Bill Clinton, Dick Gephardt and Tom Daschle were keen to back private Social Security accounts in the 1990s—until labor shut them down. More than 20% of delegates at Al Gore’s 2000 convention were union members—and said their goal was to make sure the platform said nothing about entitlement reform.
Mr. Walker recently and unnecessarily burnished his antiunion credentials by signing a bill he’d previously resisted on right to work—which, contrary to label, actually deprives employers of their freedom of contract (e.g., Harley-Davidson, a Wisconsin employer that finds value in its union relationships).
His important fight, which led to the 2012 recall effort, unwound a 1959 experiment in union representation for public employees that proved a bad idea for all the reasons FDR and other traditional liberals warned. It gave rise to what some call the blue-state governance model, combining a stagnant, overtaxed private sector, a bloated public sector, and a long-term pension time bomb of the sort nowadays blowing up in cities and states (and Puerto Rico) around the country.
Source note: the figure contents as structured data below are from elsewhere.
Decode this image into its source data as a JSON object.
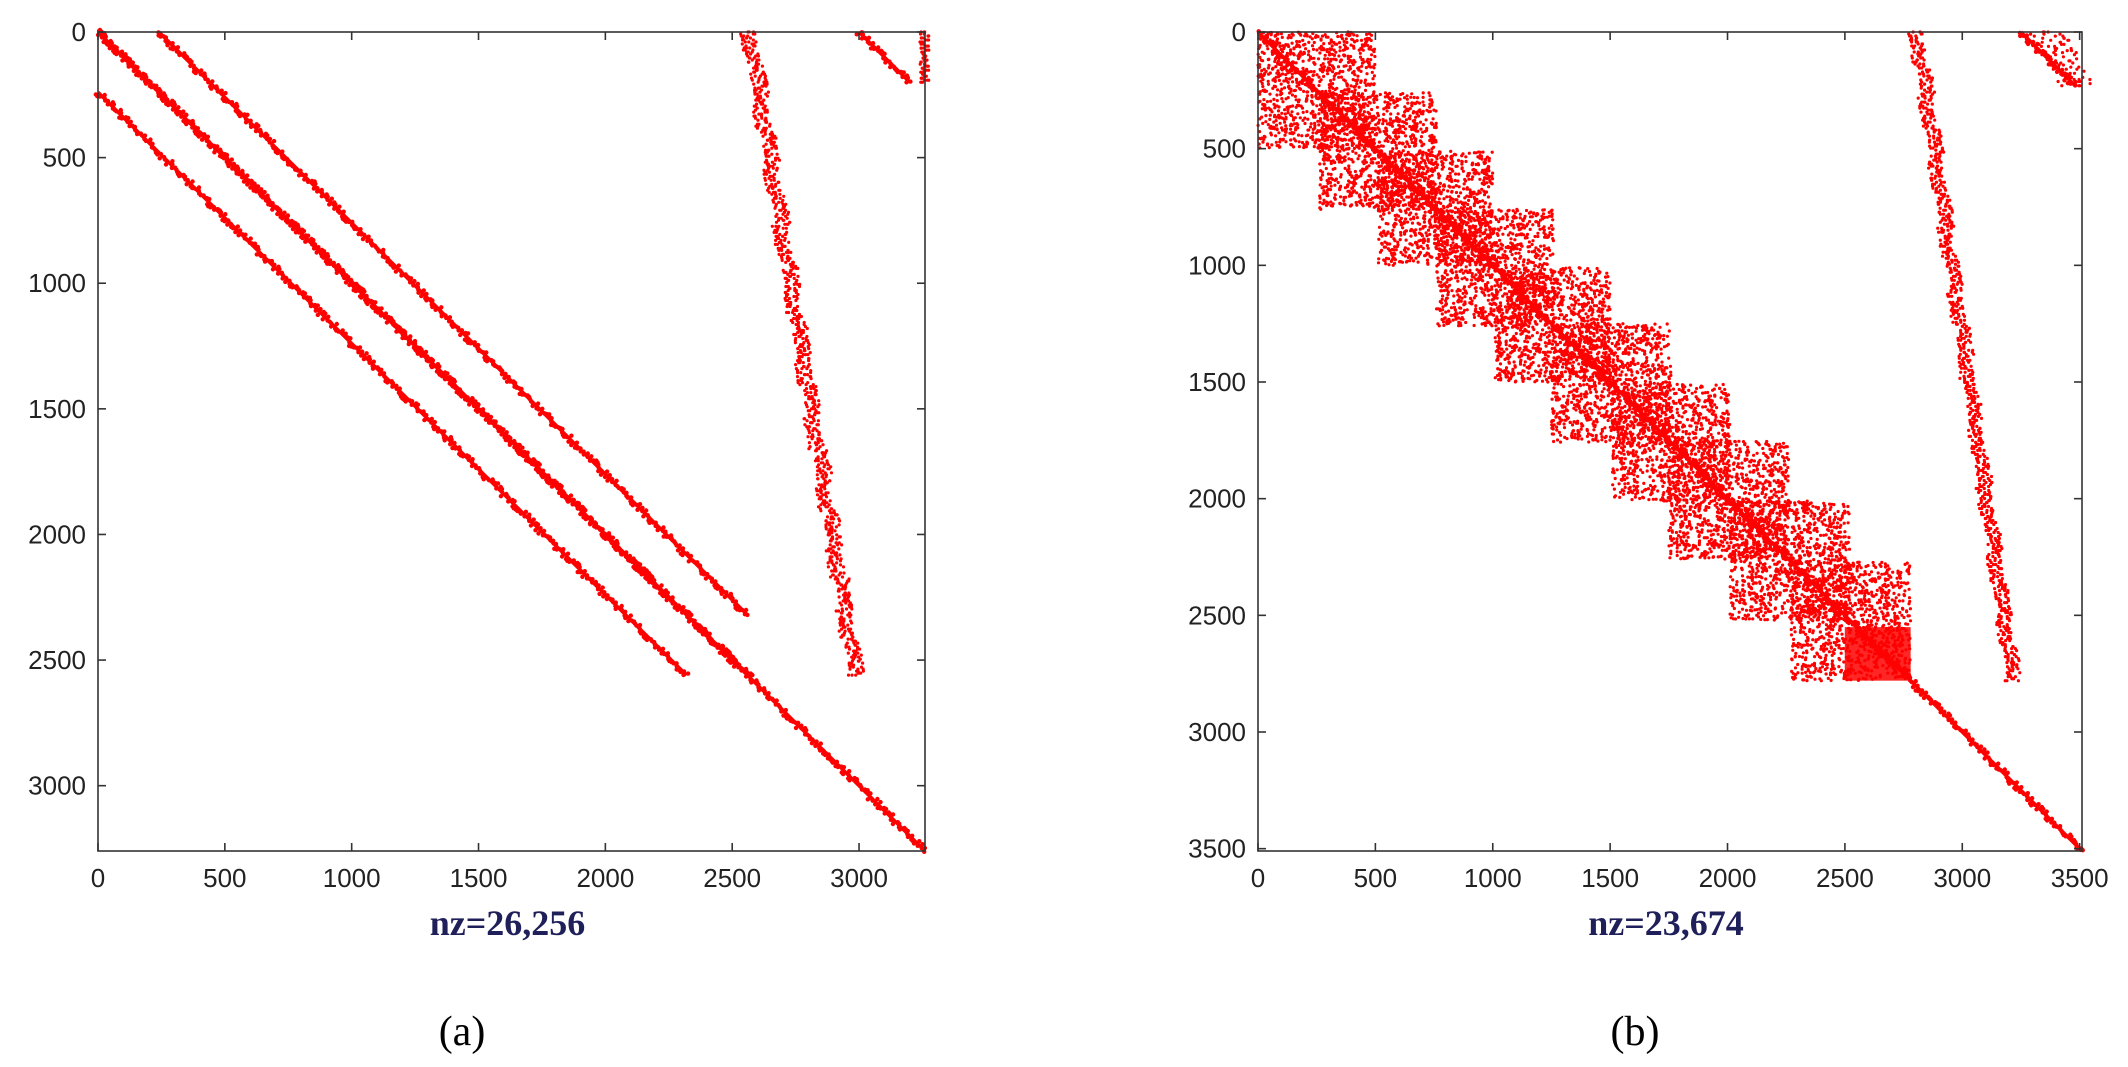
{
  "chart_data": [
    {
      "type": "scatter",
      "subtype": "sparsity-pattern",
      "panel": "(a)",
      "xlabel": "nz=26,256",
      "xlim": [
        0,
        3260
      ],
      "ylim": [
        0,
        3260
      ],
      "y_reversed": true,
      "xticks": [
        0,
        500,
        1000,
        1500,
        2000,
        2500,
        3000
      ],
      "yticks": [
        0,
        500,
        1000,
        1500,
        2000,
        2500,
        3000
      ],
      "color": "#ff0000",
      "segments": [
        {
          "x0": 0,
          "y0": 0,
          "x1": 3260,
          "y1": 3260
        },
        {
          "x0": 0,
          "y0": 0,
          "x1": 2560,
          "y1": 2560
        },
        {
          "x0": 240,
          "y0": 0,
          "x1": 2560,
          "y1": 2320
        },
        {
          "x0": 0,
          "y0": 240,
          "x1": 2320,
          "y1": 2560
        },
        {
          "x0": 3000,
          "y0": 0,
          "x1": 3200,
          "y1": 200
        }
      ],
      "bands": [
        {
          "x0": 2560,
          "x1": 2980,
          "y0": 0,
          "y1": 2560,
          "width": 60
        },
        {
          "x0": 3250,
          "x1": 3250,
          "y0": 0,
          "y1": 200,
          "width": 20
        }
      ]
    },
    {
      "type": "scatter",
      "subtype": "sparsity-pattern",
      "panel": "(b)",
      "xlabel": "nz=23,674",
      "xlim": [
        0,
        3510
      ],
      "ylim": [
        0,
        3510
      ],
      "y_reversed": true,
      "xticks": [
        0,
        500,
        1000,
        1500,
        2000,
        2500,
        3000,
        3500
      ],
      "yticks": [
        0,
        500,
        1000,
        1500,
        2000,
        2500,
        3000,
        3500
      ],
      "color": "#ff0000",
      "blocks": [
        {
          "x0": 0,
          "y0": 0,
          "x1": 500,
          "y1": 500
        },
        {
          "x0": 260,
          "y0": 260,
          "x1": 760,
          "y1": 760
        },
        {
          "x0": 510,
          "y0": 510,
          "x1": 1000,
          "y1": 1000
        },
        {
          "x0": 760,
          "y0": 760,
          "x1": 1260,
          "y1": 1260
        },
        {
          "x0": 1010,
          "y0": 1010,
          "x1": 1500,
          "y1": 1500
        },
        {
          "x0": 1250,
          "y0": 1250,
          "x1": 1760,
          "y1": 1760
        },
        {
          "x0": 1510,
          "y0": 1510,
          "x1": 2010,
          "y1": 2010
        },
        {
          "x0": 1750,
          "y0": 1750,
          "x1": 2260,
          "y1": 2260
        },
        {
          "x0": 2010,
          "y0": 2010,
          "x1": 2520,
          "y1": 2520
        },
        {
          "x0": 2270,
          "y0": 2270,
          "x1": 2780,
          "y1": 2780
        }
      ],
      "dense_blocks": [
        {
          "x0": 2270,
          "y0": 2270,
          "x1": 2780,
          "y1": 2780
        }
      ],
      "segments": [
        {
          "x0": 0,
          "y0": 0,
          "x1": 3510,
          "y1": 3510
        },
        {
          "x0": 3250,
          "y0": 0,
          "x1": 3480,
          "y1": 230
        }
      ],
      "bands": [
        {
          "x0": 2800,
          "x1": 3210,
          "y0": 0,
          "y1": 2780,
          "width": 60
        },
        {
          "x0": 3350,
          "x1": 3480,
          "y0": 0,
          "y1": 230,
          "width": 150
        }
      ]
    }
  ],
  "captions": [
    "(a)",
    "(b)"
  ]
}
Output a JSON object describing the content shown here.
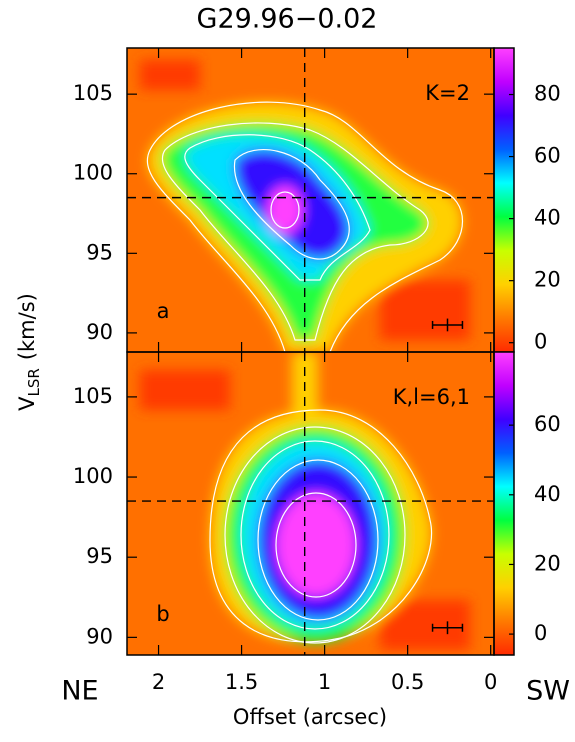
{
  "figure": {
    "title": "G29.96−0.02",
    "xlabel": "Offset (arcsec)",
    "ylabel_main": "V",
    "ylabel_sub": "LSR",
    "ylabel_rest": "(km/s)",
    "left_label": "NE",
    "right_label": "SW"
  },
  "chart_data": [
    {
      "type": "heatmap",
      "label": "a",
      "annotation": "K=2",
      "xlim": [
        2.19,
        -0.02
      ],
      "xticks": [
        2,
        1.5,
        1,
        0.5,
        0
      ],
      "ylim": [
        88.8,
        107.9
      ],
      "yticks": [
        90,
        95,
        100,
        105
      ],
      "clim": [
        -3,
        95
      ],
      "cticks": [
        0,
        20,
        40,
        60,
        80
      ],
      "colormap": [
        "#ff2a00",
        "#ff7a00",
        "#ffd000",
        "#c8ff00",
        "#00ff40",
        "#00ffff",
        "#0060ff",
        "#4000ff",
        "#c000ff",
        "#ff40ff"
      ],
      "dashed_x": 1.12,
      "dashed_y": 98.5,
      "error_bar": {
        "x": 0.26,
        "y": 90.5,
        "xerr": 0.09,
        "yerr": 0.4
      }
    },
    {
      "type": "heatmap",
      "label": "b",
      "annotation": "K,l=6,1",
      "xlim": [
        2.19,
        -0.02
      ],
      "xticks": [
        2,
        1.5,
        1,
        0.5,
        0
      ],
      "ylim": [
        88.9,
        107.8
      ],
      "yticks": [
        90,
        95,
        100,
        105
      ],
      "clim": [
        -6,
        81
      ],
      "cticks": [
        0,
        20,
        40,
        60
      ],
      "colormap": [
        "#ff2a00",
        "#ff7a00",
        "#ffd000",
        "#c8ff00",
        "#00ff40",
        "#00ffff",
        "#0060ff",
        "#4000ff",
        "#c000ff",
        "#ff40ff"
      ],
      "dashed_x": 1.12,
      "dashed_y": 98.5,
      "error_bar": {
        "x": 0.26,
        "y": 90.6,
        "xerr": 0.09,
        "yerr": 0.4
      }
    }
  ]
}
The beef against Mr. Walker is a lack of breadth—a common snipe when it comes to inland governors—and an alleged reluctance to take advice. But paragons of presidential virtue are overrated when what’s needed is a candidate who can do the job that needs doing now. And he enters Thursday’s debate as the No. 2 runner in a Fox News Poll, just behind Donald Trump.
His real failing is that he belongs to the wrong party. An antiunion Republican candidate is practically a redundancy these days. Yet even a GOP president backed by a GOP Congress won’t be able to carry forward meaningful reforms unless Democratic reformers are willing to step up too.
To change America’s path will require both parties. Too bad we don’t have a Democratic Scott Walker yet. We’ll need one.
Certainly the states run by public-employee unions, particularly teacher unions, need someone willing to stand up to the most malignant force in politics today.